5 de mar de 2011

Bem-vindo / Welcome (2009)



por Luiz Santiago


    Em toda a história da humanidade a imigração foi um prolema. Para os que estão em trânsito e para os nativos que os recebem, há a estranheza e o medo do que não conhecem, abrindo espaço para a criação de mitos e preconceitos. Na Europa, a imigração é um “problema” contemporâneo. Em Soul Kitchen, de Fatih Akin, temos o mesmo foco de análise, mas o gênero e a abordagem da imigração é bem diversa. Em Bem-Vindo, a delicadeza da história, a solidariedade e o amor são colunas que não só dão ao filme o patamar de obra-prima mas também toca aos que assistem a película.

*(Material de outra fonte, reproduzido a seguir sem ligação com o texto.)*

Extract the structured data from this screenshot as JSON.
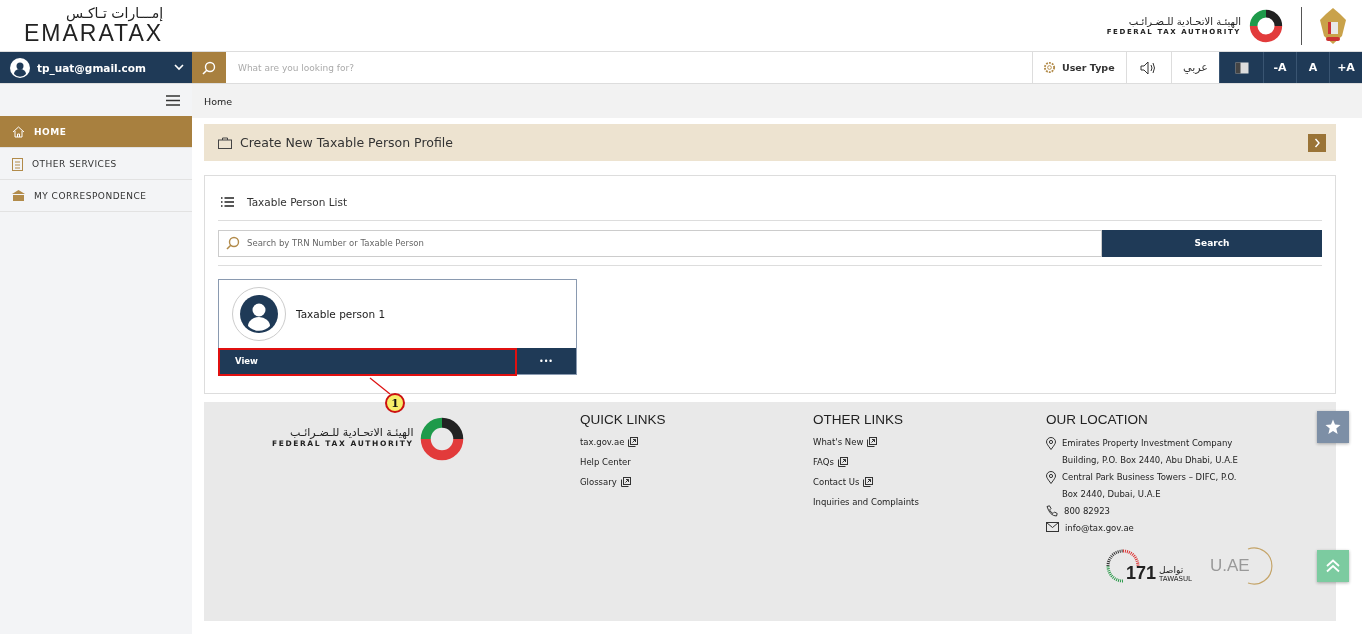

     Interpretações contidas e muito precisas, sem dramalhões e desespero, um uso magnífico do som, com uma música recorrente ao piano que imprime a cada cena uma identidade diferente, embora a melodia seja a mesma, e um tema que gerou tanta polêmica em seu lançamento, que acabou impulsionando o Partido Socialista Francês a discutir um projeto de lei chamado “Welcome”, título original do filme. Curdos, árabes, franceses, ingleses, dentre tantos outros povos que imigram ou recebem imigrantes, a história parece repetir-se em um macabro circo de rejeições e dificuldades. Com tanto discurso sobre ajudar ao próximo, é quase inacreditável que haja essa barreira entre as fronteiras do mundo. Uma fala do filme me chamou atenção pelo seu conteúdo reacionário: “Minha função é não transformar esse país em um campo de refugiados”. Como historiador, sou tentado a olhar para o que a história me dá de exemplo com relação a esse tipo de frase. E me lembro de um filme também, O Passo Suspenso da Cegonha, de Theo Angelopoulos, que dirige o seu olhar para a imigração no Leste Europeu e mostra o quão ridícula é a definição do espaço geográfico como propriedade provada de um povo e quem o “invade” deve ter tantas dificuldades para se estabelecer a ponto de morrer ou voltar para o lugar de onde veio.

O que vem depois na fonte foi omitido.